Through May and June, a small circle of officials across the government worked to vet the intelligence and devise options for Biden, the officials said.
Biden was then briefed on the proposed strike by his national security aides on July 1, after returning from a five-day trip to Europe.
Officials had painstakingly constructed “a pattern of life” to pin down al-Zawahiri’s movements, even building a scale model of the safe house that was shown to Biden in the White House Situation Room.
The president received a final briefing on July 25, as he remained isolated in the White House residence with COVID-19, the insiders said.
Biden — who had tried to halt then-President Barack Obama’s deadly strike on bin Laden — this time gave the sign-off for “a precise tailored air strike” as soon as the opportunity arose, officials said.
That opportunity came early Sunday — late Saturday in Washington — after what Biden described as “clear and convincing” signs that they could kill him in a way to “minimize the risk of harm to other civilians.”
A further 36 hours of intelligence analysis would follow before U.S. officials began sharing that al-Zawahiri was dead.
The Haqqani Taliban network was seen restricting access to the safe house and relocating the dead al Qaeda leader’s family — which officials interpreted as the country’s rulers trying to conceal the fact that they had harbored the world’s most wanted terrorist.
“Justice has been delivered and this terrorist leader is no more,” Biden finally told the nation Monday.
“Now we make it clear again tonight, that no matter how long it takes, no matter where you hide: if you are a threat to our people, the United States will find you and take you out,” he said.
Ayman al-Zawahiri was just 15 when he was known to have sought to overthrow Egypt’s “infidel” regime, ultimately serving three years in prison in connection to the 1981 assassination of Egyptian President Anwar Sadat.

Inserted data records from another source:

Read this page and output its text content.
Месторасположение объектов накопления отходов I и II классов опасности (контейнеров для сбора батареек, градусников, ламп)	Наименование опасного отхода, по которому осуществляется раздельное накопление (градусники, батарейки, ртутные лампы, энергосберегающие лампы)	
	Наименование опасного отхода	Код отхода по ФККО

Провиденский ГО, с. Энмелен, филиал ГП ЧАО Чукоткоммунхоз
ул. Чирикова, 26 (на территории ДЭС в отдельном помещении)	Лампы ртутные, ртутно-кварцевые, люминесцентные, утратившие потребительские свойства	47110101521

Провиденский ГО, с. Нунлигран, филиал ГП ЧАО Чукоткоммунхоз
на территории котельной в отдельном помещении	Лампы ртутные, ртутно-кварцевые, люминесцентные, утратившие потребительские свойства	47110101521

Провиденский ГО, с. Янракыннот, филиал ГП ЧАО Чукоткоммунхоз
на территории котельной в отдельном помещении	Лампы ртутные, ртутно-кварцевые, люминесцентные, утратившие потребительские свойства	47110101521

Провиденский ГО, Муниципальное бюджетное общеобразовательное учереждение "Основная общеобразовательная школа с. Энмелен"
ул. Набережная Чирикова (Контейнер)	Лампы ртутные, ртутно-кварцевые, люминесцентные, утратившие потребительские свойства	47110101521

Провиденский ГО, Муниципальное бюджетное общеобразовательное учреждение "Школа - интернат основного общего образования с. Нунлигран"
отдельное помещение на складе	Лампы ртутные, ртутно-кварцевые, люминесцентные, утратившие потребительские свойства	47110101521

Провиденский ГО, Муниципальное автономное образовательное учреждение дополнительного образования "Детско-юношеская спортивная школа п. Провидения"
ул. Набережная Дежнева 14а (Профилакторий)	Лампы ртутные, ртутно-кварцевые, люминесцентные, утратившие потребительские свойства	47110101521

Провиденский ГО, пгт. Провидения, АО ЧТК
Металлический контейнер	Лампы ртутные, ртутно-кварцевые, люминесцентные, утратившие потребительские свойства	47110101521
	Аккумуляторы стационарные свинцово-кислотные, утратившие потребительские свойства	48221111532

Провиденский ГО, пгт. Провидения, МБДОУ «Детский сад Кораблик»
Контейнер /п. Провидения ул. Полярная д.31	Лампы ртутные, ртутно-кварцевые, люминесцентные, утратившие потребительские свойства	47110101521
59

It was after his release in 1984 that he first courted bin Laden — who was wowed by his soon-to-be right-hand man’s lifelong devotion to jihad.
“Bin Laden always looked up to him,” said terrorism expert Bruce Hoffman of Georgetown University.
He was impressed that Al-Zawahiri “spent time in an Egyptian prison, he was tortured. He was a jihadi from the time he was a teenager.”
The pair were high on the intelligence radar for decades before Sept. 11., with al-Zawahiri assumed to lead al Qaeda’s tactics and organizational skills while his supposed leader supplied charisma and cash.
“For decades, he was the mastermind behind the attacks against Americans,” President Biden said Monday as he declared that “justice has been delivered” with Al-Zawahiri’s death.
As the commander-in-chief noted, the terrorist “played a key role, a key role in the bombing of US embassies in Kenya and Tanzania, killing 224 and wounding over 4,500 others” in 1998.
He was then behind “the USS Cole in 2000, which killed 17 American sailors and wounded dozens more,” Biden stressed.
“He carved a trail of murder and violence against American citizens, American service members, American diplomats and American interests,” he said.
When the US invaded Afghanistan after the 9/11 attacks in 2001, al-Zawahiri and bin Laden fled to Pakistan — as a US airstrike killed al-Zawahiri’s wife and at least two of their six children.
He was named al Qaeda’s leader less than two months after bin Laden was killed in a US raid on his compound in Abbottabad, Pakistan, leading the global network from isolation.
By the time Al-Zawahiri was finally pulverized by two US Hellfire missiles Sunday, he had devoted nearly all of his 71 years to terrorism.
White House national security spokesman John Kirby said Tuesday the US had no DNA confirmation on his death, but had verified his identity through other sources.
“We do not have DNA confirmation. We’re not going to get that confirmation. Quite frankly, based on based on multiple sources and methods that we’ve gathered information from, we don’t need it,” Kirby told CNN.
“We have visual confirmation, but we also have confirmation through other sources.”